Truth Value

I used to lie a lot. For most of my elementary school education I was at an British international school. After 6th grade, however, my dad transferred me to a local Hong Kong school. While the school was still mostly taught in English, I was simply unused to the style of education and the amount of tedious work. My bad Chinese, which was the reason I transferred (to patch up) in the first place, was a particular burden. Looking back, I can heardly believe what I did back then: pretending to have headaches, on-purposely turning in the wrong notebook, finishing only half the homework before turning it in.

Luckily, after two and half years of what is easily the worst years of my life, I transferred to an American international school, which is ultimately why I'm in the US now. While I don't do the same tricks anymore, I still retain the "training" I got from that period. I am still a very smooth liar. I can maintain the complex web of information flow most of the time, making sure I don't tell the wrong person the wrong thing. Sometimes, I still lie before I have thought the situation through.

Since entering high school my memories of those deliquent years have faded a lot. I never keep contact with my friends from that school, and memories of the physical location and the times I spent there are generic. Becoming more and more a scientist and philosopher, I've often held knowing the truth above all else. A few recent events, though, have made me ponder the value of truth. Specifically, under what circumstances is it okay for one to lie?

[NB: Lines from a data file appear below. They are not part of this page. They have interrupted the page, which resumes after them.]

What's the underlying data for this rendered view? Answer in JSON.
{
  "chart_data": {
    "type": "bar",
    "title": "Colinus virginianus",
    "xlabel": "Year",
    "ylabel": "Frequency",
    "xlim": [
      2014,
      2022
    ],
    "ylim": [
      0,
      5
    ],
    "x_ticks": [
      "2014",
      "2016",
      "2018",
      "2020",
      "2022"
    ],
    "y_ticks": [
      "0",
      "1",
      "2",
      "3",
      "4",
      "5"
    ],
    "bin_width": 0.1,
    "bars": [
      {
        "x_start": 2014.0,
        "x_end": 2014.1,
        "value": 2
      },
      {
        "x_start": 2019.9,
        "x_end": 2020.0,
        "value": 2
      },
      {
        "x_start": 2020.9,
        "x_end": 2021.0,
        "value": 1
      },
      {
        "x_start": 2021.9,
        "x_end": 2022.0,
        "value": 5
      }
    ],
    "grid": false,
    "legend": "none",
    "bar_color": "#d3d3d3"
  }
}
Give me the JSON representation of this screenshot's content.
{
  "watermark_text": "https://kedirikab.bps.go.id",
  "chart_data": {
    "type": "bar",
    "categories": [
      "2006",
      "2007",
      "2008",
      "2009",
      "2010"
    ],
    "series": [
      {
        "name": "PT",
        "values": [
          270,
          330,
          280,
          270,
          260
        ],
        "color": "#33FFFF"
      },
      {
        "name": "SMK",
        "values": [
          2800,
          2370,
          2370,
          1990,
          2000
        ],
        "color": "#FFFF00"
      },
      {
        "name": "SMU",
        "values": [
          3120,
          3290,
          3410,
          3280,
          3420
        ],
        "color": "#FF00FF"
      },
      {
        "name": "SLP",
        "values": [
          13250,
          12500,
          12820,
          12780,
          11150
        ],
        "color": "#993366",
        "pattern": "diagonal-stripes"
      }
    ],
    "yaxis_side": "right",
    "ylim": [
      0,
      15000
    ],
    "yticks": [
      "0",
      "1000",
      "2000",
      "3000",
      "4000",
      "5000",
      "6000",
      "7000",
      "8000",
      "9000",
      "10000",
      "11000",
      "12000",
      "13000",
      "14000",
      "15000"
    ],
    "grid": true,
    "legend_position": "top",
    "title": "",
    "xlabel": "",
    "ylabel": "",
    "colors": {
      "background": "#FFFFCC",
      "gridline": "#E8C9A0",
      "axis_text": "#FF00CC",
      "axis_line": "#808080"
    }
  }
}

Consider these situations:
  • Someone very close to you is in the hospital. You just learned from the doctor that they have some terminal illness. Would you tell them that they are dying, or would you lie and say everything will be okay?
  • You have had a crush on someone for a long time. You spend a lot of time with them, but they don't find you romantically attractive. Do you risk rejection and tell them your feelings, or do you hide it or worse, lie saying you don't feel the way you do (anymore)?
  • Someone close to you is in what you think is a cult. There is no danger from being in the cult, and they are very comfortable in this organization. You have just found evidence that their beliefs are entirely wrong. Do you tell them and watch their world collapse, or do you let them live happily in ignorance?
It's hard to say what truth is being weighed against in the first case. There is no obvious benefit from telling or not telling the truth. In the second case, truth is being weighed against your personal happiness; in the third case, against your friend's personal happiness.

If I was the "other person" in all three cases, I would unhesitantly prefer to know the truth than be left in the dark. To me personally I see no good coming out of ignorance. Happiness can be found again, and only in knowing what is actually out there can you make the correct decision.

Being the person holding the truth, though, makes things a little different. In the first and third case, I would still tell the truth. I can see this as selfishness - when only other people's happiness is involved I tell the truth. For the second case, I do not fear the rejection so much as losing what I already have. People tend to pay more to prevent loss than to gain the same amount.

Perhaps it might be more prudent to ask first whether they would like to hear the truth. In the first case it wouldn't matter - it is clear what the lie would be about, and that is tantamount to telling the truth. In the second and third case though, asking first is a possible strategy. "I have something to tell you. You may not like it, but I would like to offer you the truth. If you don't want to hear it, I won't tell you, but I wanted to let you know that I didn't deliberately hide it from you."

Admittedly, I don't do that all the time. It takes a lot of integrity and courage to do so, more than what I have. More often than not, I will withhold the truth, and not let them be aware I even know something. Instead, I will do something to let them discover the truth themselves, or work to have their mind made up first, before revealing anything.

But isn't withholding the truth still lying?

1 comment :

  1. Truth sucks ass. It's subjective. I believe in truth only so far as mathematics and continuous scales. Categorization, on the other hand, complicates things. With categories, there can be no absolute truth because categories don't really exist in reality. Ie there are no apples because each 'apple' is different.

    When it comes to human emotions and morals, there is definitely no truth. Being friends with someone doesn't always mean that you are always be friendly towards them. So in a way it could be a lie to tell someone that you like them, because you don't always like them. I suppose it wouldn't then be a lie to tell someone that you sometimes like them. :D

    As for the three scenarios. As someone who wants to puruse a medical career, I would inform the patient. It is their right to know what is happening to their own bodies. That way they can try to prepare themselves as well as those around them. It may also help in case there is an emergency and another doctor will have to take charge of the situation. It would definitely help if the patient is aware.

    For the second situation, I have withheld things from so many people for the simple fact that I know my attraction to any one person never lasts long. I think the shortest was three days, the longest maybe five months. In any case, since I knew it was fleeting, there didn't seem to be a point in telling the people.

    For the third, if you mean a 'cult' in the sense that their beliefs have consequences for other people (ie they are a danger to others) then I would most definitely do my best to disuade them. If you mean they are religious, then I would not lie about my own beliefs, but if their faith is strong enough despite my words, then what can I do? It is their right to believe what they want, so long as it doesn't hurt anyone else.